In fact, our goal is to make recommendation, but we can evaluate the intermediate result as a rating prediction problem:
select
mae(t1.rating, t2.rating) as mae,
rmse(t1.rating, t2.rating) as rmse
from
testing t1
left join
dimsum_prediction t2
on t1.movieid = t2.movieid
where
t1.userid = t2.userid
;
mae | rmse |
---|---|
0.7308365821230256 | 0.9594799959251938 |
Rating of the MovieLens data is in [1, 5]
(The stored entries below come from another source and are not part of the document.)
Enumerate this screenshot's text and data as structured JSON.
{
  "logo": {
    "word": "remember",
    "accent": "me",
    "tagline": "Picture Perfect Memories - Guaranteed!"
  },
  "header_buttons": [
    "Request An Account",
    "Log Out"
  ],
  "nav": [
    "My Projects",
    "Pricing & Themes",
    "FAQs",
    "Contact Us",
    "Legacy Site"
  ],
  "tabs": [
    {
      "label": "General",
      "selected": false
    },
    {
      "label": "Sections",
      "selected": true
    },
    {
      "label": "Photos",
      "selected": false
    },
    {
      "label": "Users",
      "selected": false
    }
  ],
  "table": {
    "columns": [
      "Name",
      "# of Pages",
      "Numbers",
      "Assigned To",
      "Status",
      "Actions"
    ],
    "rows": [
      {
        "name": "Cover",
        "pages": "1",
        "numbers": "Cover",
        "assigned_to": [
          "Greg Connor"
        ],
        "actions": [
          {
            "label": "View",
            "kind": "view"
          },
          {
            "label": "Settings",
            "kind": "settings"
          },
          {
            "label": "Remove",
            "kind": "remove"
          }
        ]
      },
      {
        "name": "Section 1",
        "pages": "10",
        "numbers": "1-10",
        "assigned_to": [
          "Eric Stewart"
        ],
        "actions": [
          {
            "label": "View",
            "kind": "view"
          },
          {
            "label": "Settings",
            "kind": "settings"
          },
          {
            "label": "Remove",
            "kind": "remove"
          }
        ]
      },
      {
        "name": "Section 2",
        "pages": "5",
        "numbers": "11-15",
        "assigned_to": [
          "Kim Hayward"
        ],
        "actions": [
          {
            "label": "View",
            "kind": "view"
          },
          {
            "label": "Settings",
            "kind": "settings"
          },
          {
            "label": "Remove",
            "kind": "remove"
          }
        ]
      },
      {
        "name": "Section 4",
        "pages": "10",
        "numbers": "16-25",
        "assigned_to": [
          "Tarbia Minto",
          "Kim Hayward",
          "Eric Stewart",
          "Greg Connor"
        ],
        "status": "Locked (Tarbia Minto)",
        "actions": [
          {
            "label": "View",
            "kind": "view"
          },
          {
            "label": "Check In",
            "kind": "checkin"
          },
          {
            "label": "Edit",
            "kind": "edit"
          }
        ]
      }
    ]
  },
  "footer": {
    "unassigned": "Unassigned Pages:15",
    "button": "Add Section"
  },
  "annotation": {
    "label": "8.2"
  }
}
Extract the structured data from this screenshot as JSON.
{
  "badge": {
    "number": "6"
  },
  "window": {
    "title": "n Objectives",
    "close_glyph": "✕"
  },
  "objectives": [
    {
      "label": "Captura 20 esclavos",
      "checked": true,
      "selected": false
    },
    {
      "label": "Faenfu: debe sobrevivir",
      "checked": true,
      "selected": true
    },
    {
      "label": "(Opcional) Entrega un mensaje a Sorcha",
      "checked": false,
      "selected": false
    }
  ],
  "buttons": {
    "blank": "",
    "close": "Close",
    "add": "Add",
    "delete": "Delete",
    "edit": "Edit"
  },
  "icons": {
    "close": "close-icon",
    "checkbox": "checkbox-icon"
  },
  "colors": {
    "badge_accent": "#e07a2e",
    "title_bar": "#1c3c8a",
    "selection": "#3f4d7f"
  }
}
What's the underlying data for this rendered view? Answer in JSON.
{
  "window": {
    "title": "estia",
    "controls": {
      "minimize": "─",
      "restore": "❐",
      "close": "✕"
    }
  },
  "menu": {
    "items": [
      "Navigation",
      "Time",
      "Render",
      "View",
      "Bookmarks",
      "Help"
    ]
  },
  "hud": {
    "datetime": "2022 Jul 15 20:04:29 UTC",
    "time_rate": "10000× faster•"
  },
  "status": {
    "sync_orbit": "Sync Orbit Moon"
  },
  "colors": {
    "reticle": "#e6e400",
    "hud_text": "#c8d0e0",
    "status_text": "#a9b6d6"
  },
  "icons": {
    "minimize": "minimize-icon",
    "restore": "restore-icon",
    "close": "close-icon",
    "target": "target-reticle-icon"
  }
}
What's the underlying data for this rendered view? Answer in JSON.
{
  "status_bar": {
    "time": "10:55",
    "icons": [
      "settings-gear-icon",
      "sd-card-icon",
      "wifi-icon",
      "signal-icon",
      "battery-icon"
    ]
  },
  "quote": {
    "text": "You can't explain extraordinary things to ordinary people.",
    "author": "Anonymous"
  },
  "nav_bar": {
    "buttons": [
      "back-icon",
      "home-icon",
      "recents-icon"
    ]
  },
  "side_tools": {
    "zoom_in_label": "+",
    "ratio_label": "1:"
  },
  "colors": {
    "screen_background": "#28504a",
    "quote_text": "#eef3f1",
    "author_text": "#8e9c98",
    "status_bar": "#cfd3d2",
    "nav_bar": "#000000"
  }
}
range, so this average errors are reasonable as a predictor.
Recommendation
By using the prediction table, making recommendation for each user is straightforward:
drop table if exists dimsum_recommendation;
create table dimsum_recommendation
as
select
userid,
map_values(to_ordered_map(rating, movieid, true)) as rec_movies
from
dimsum_prediction
group by
userid
;
userid | rec_movies |
---|---|
1 | ["2590","999","372","1380","2078",...] |
2 | ["580","945","43","36","1704",...] |
3 | ["3744","852","1610","3740","2915",...] |
4 | ["3379","923","1997","2194","2944",...] |
5 | ["998","101","2696","2968","2275",...] |
... | ... |
Note
Size of rec_movies
varies depending on each user's training
samples and what movies he/she already rated.
Evaluation
Eventually, you can measure the quality of recommendation by using ranking measures:
with truth as (
select
userid,
map_values(to_ordered_map(rating, cast(movieid as string), true)) as truth
from
testing
group by
userid
)
select
recall_at(t1.rec_movies, t2.truth, 10) as recall,
precision_at(t1.rec_movies, t2.truth, 10) as precision,
average_precision(t1.rec_movies, t2.truth) as average_precision,
auc(t1.rec_movies, t2.truth) as auc,
mrr(t1.rec_movies, t2.truth) as mrr,
ndcg(t1.rec_movies, t2.truth) as ndcg
from
dimsum_recommendation t1
join
truth t2 on t1.userid = t2.userid
where -- at least 10 recommended items are necessary to compute recall@10 and precision@10
size(t1.rec_movies) >= 10
;
measure | accuracy |
---|---|
Recall@10 | 0.027033598585322713 |
Precision@10 | 0.009001989389920506 |
Average Precision | 0.017363681149831108 |
AUC | 0.5264553136097863 |
MRR | 0.03507380742291146 |
NDCG | 0.15787655209987522 |
If you set larger value to the DIMSUM's -threshold
option, similarity will be more aggressively approximated. Consequently, while efficiency is improved, the accuracy is likely to be decreased.
Caution
Before Hivemall v0.5-rc.1, recall_at()
and precision_at()
are respectively registered as recall()
and precision()
. However, since precision
is a reserved keyword from Hive v2.2.0, we renamed the function names. If you are still using recall()
and/or precision()
, we strongly recommend you to use the latest version of Hivemall and replace them with the newer function names.